Locality description as recorded in the source data set.

Source

Institution code or group abbreviation identifying the collecting institution.

Data Frame

Character. Identifies the source data set for each row. One of "GBIF", "InvBase", "BISMAL", "OBIS", or "NSMT".

catalogNumber

Museum lot identification code used for duplicate detection. Rows with NA in this field were removed during deduplication.

individualCount

Specimen count per lot. Used to expand rows via duplicate to reconstruct individual-level records.

Source

Derived from GBIF_Japan, InvBase_Japan, BISMAL_Japan, OBIS_Japan, and NSMT_Japan. Full source CSVs (raw, trimmed, and Japan-filtered) are available at https://github.com/btorgovitsky00/datamuseum.

Original sources:

Global Biodiversity Information Facility (GBIF). GBIF.org (30 March 2026) GBIF Occurrence Download. https://www.gbif.org doi:10.15468/dl.2379hj

Invert-E-Base. Downloaded 30 March 2026. https://invertebase.org

Biological Information System for Marine Life (BISMAL). Downloaded 30 March 2026. https://www.godac.jamstec.go.jp/bismal/e/

Ocean Biodiversity Information System (OBIS). Downloaded 30 March 2026. https://obis.org

National Museum of Nature and Science, Japan (NSMT). Data obtained directly from the museum, early 2024. https://www.kahaku.go.jp/english/

Details

Processing proceeds in the following steps:

  1. The five Japan-filtered data sets are combined via rbind with a Data Frame column added to identify the source of each row, producing 2,707 observations.

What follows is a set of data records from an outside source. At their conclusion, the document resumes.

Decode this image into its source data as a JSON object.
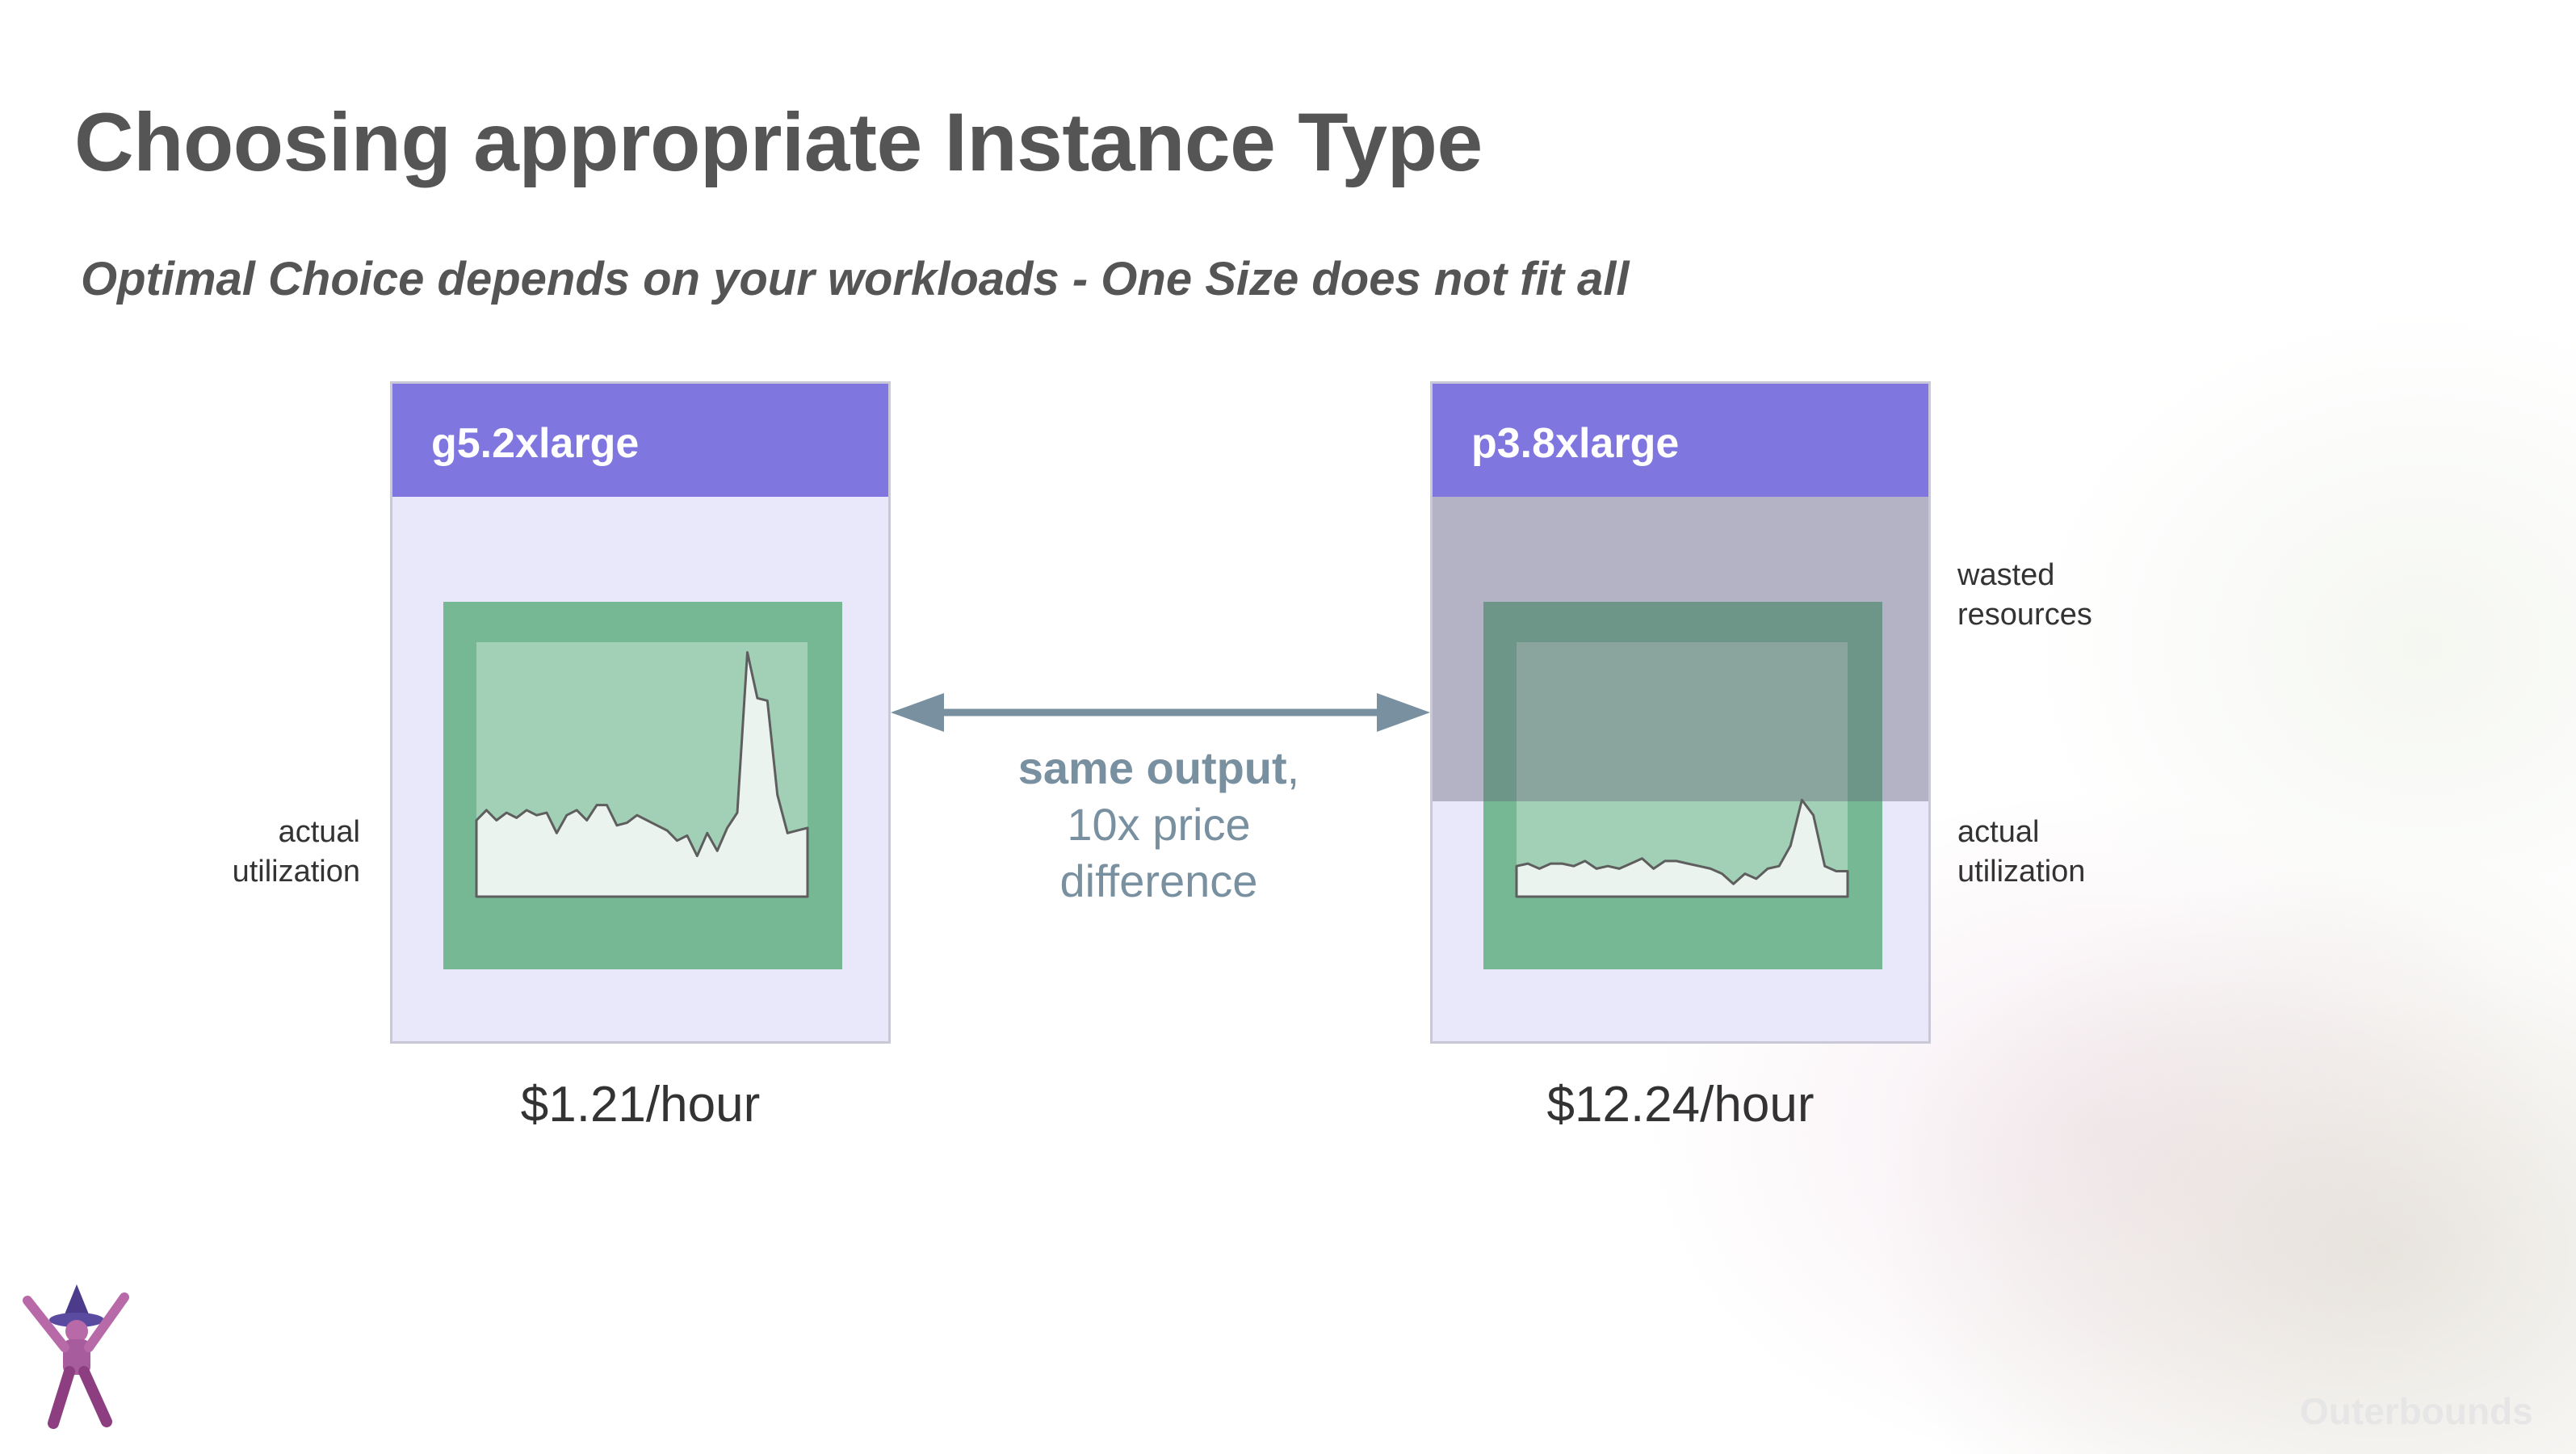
{
  "slide": {
    "title": "Choosing appropriate Instance Type",
    "subtitle": "Optimal Choice depends on your workloads - One Size does not fit all"
  },
  "instances": [
    {
      "name": "g5.2xlarge",
      "price": "$1.21/hour",
      "label": "actual\nutilization",
      "utilization_series": [
        0.3,
        0.34,
        0.3,
        0.33,
        0.31,
        0.34,
        0.32,
        0.33,
        0.25,
        0.32,
        0.34,
        0.3,
        0.36,
        0.36,
        0.28,
        0.29,
        0.32,
        0.3,
        0.28,
        0.26,
        0.22,
        0.24,
        0.16,
        0.25,
        0.18,
        0.27,
        0.33,
        0.96,
        0.78,
        0.77,
        0.4,
        0.25,
        0.26,
        0.27
      ]
    },
    {
      "name": "p3.8xlarge",
      "price": "$12.24/hour",
      "label_top": "wasted\nresources",
      "label_bottom": "actual\nutilization",
      "utilization_series": [
        0.12,
        0.13,
        0.11,
        0.13,
        0.13,
        0.12,
        0.14,
        0.11,
        0.12,
        0.11,
        0.13,
        0.15,
        0.11,
        0.14,
        0.14,
        0.13,
        0.12,
        0.11,
        0.09,
        0.05,
        0.09,
        0.07,
        0.11,
        0.12,
        0.2,
        0.38,
        0.32,
        0.12,
        0.1,
        0.1
      ]
    }
  ],
  "comparison": {
    "bold_text": "same output",
    "comma": ",",
    "line2": "10x price",
    "line3": "difference"
  },
  "colors": {
    "header": "#7f76e0",
    "box_fill": "#e9e8fb",
    "green_outer": "#76b893",
    "green_inner": "#a2d0b6",
    "arrow": "#7890a0",
    "waste": "#64647866"
  },
  "brand": "Outerbounds"
}
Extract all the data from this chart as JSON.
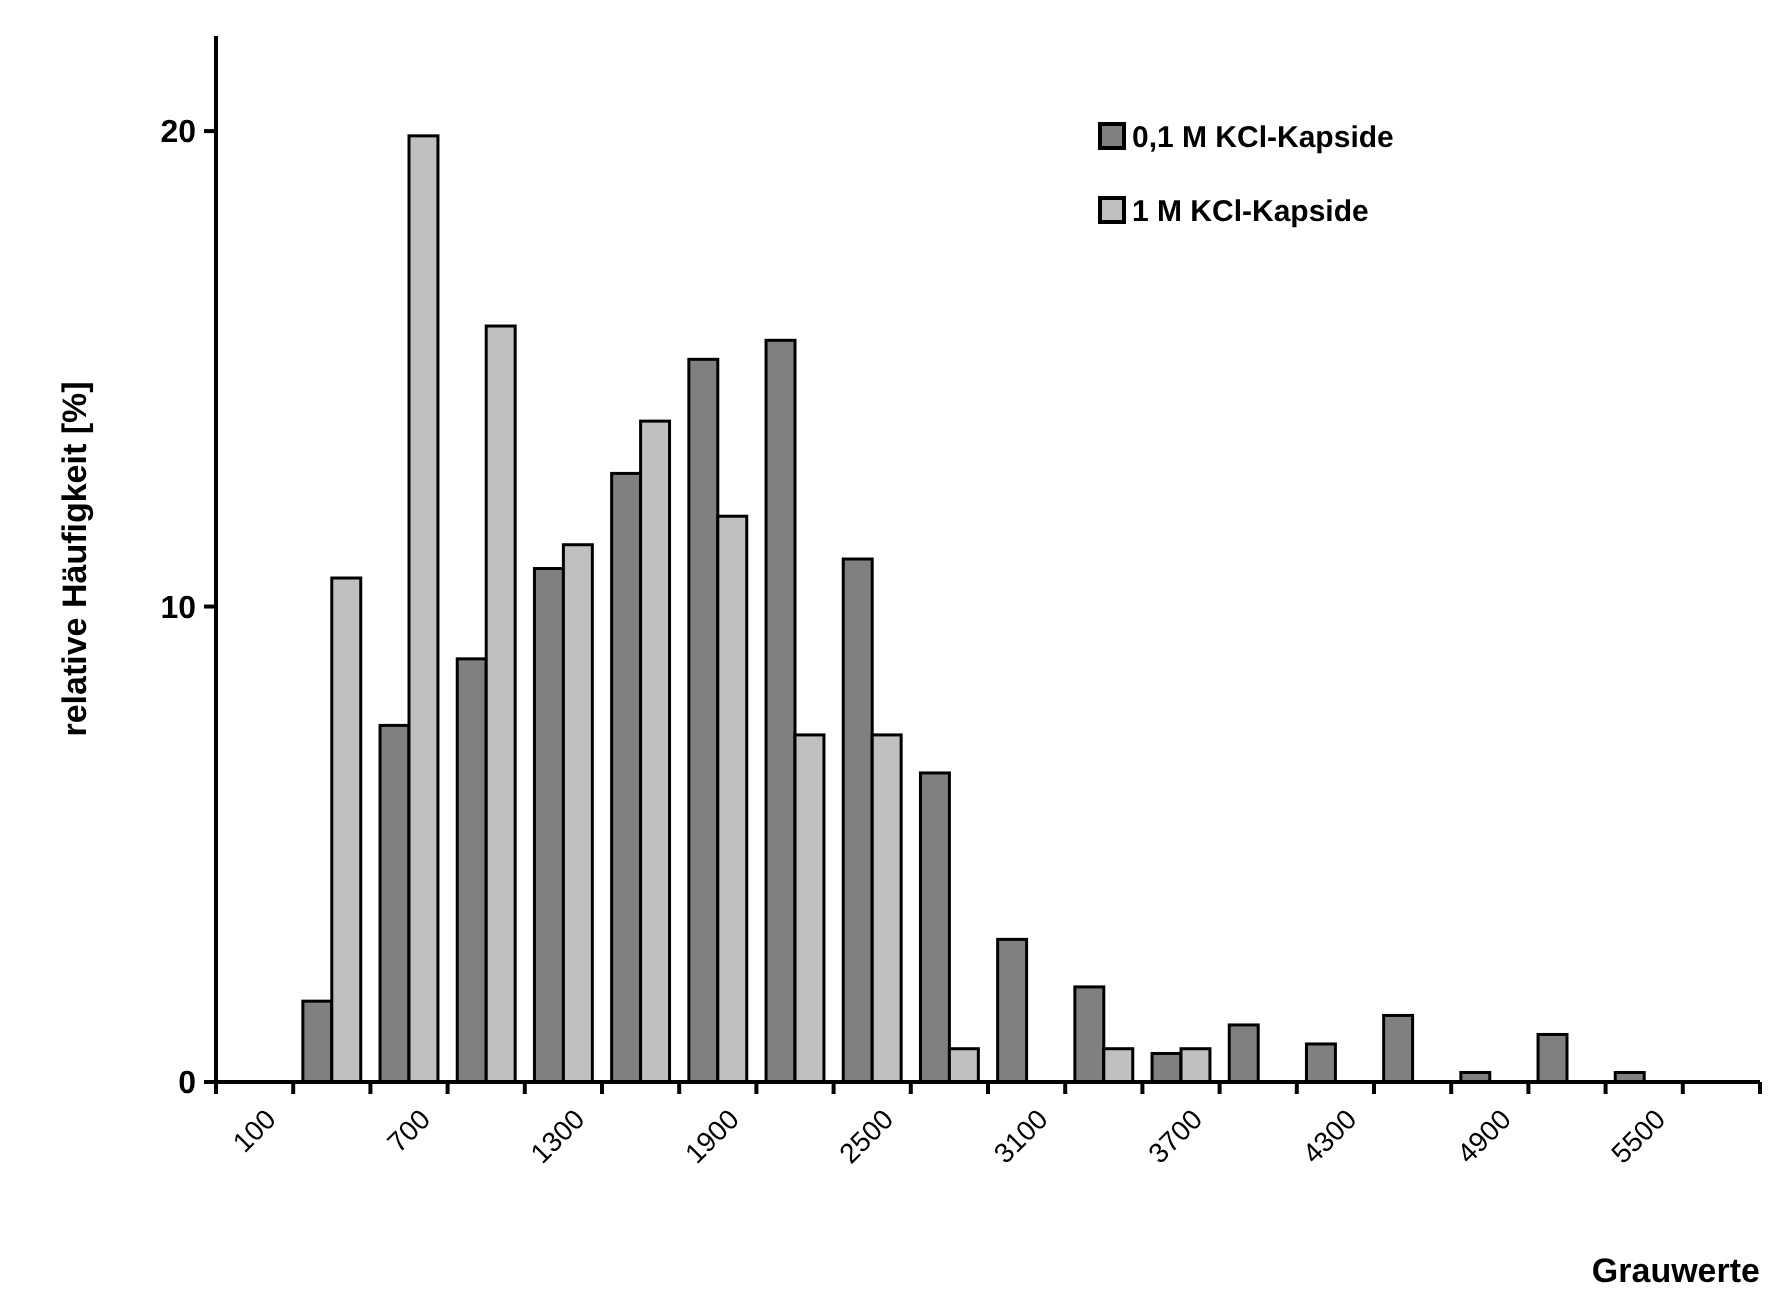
{
  "chart_data": {
    "type": "bar",
    "xlabel": "Grauwerte",
    "ylabel": "relative Häufigkeit [%]",
    "categories": [
      "100",
      null,
      "700",
      null,
      "1300",
      null,
      "1900",
      null,
      "2500",
      null,
      "3100",
      null,
      "3700",
      null,
      "4300",
      null,
      "4900",
      null,
      "5500",
      null
    ],
    "series": [
      {
        "name": "0,1 M KCl-Kapside",
        "color": "#808080",
        "values": [
          null,
          1.7,
          7.5,
          8.9,
          10.8,
          12.8,
          15.2,
          15.6,
          11.0,
          6.5,
          3.0,
          2.0,
          0.6,
          1.2,
          0.8,
          1.4,
          0.2,
          1.0,
          0.2,
          null
        ]
      },
      {
        "name": "1 M KCl-Kapside",
        "color": "#c0c0c0",
        "values": [
          null,
          10.6,
          19.9,
          15.9,
          11.3,
          13.9,
          11.9,
          7.3,
          7.3,
          0.7,
          null,
          0.7,
          0.7,
          null,
          null,
          null,
          null,
          null,
          null,
          null
        ]
      }
    ],
    "ylim": [
      0,
      22
    ],
    "yticks": [
      0,
      10,
      20
    ],
    "grid": false,
    "legend": "top right"
  }
}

  2. deduplicate is applied on catalogNumber with drop_na = TRUE, removing 608 rows with missing catalogNumber and 143 duplicate rows, leaving 1,956 observations. Duplicate records are accessible via attr(museum, "duplicates").

  3. duplicate is applied on individualCount to expand aggregated specimen counts to individual-level records, increasing the row count from 1,956 to 2,633.

See also

GBIF_Japan, InvBase_Japan, BISMAL_Japan, OBIS_Japan, NSMT_Japan for the individual source data sets,

deduplicate for the deduplication function applied during processing,

duplicate for the row expansion function applied during processing,

museum_taxon for the taxonomically validated and enriched version.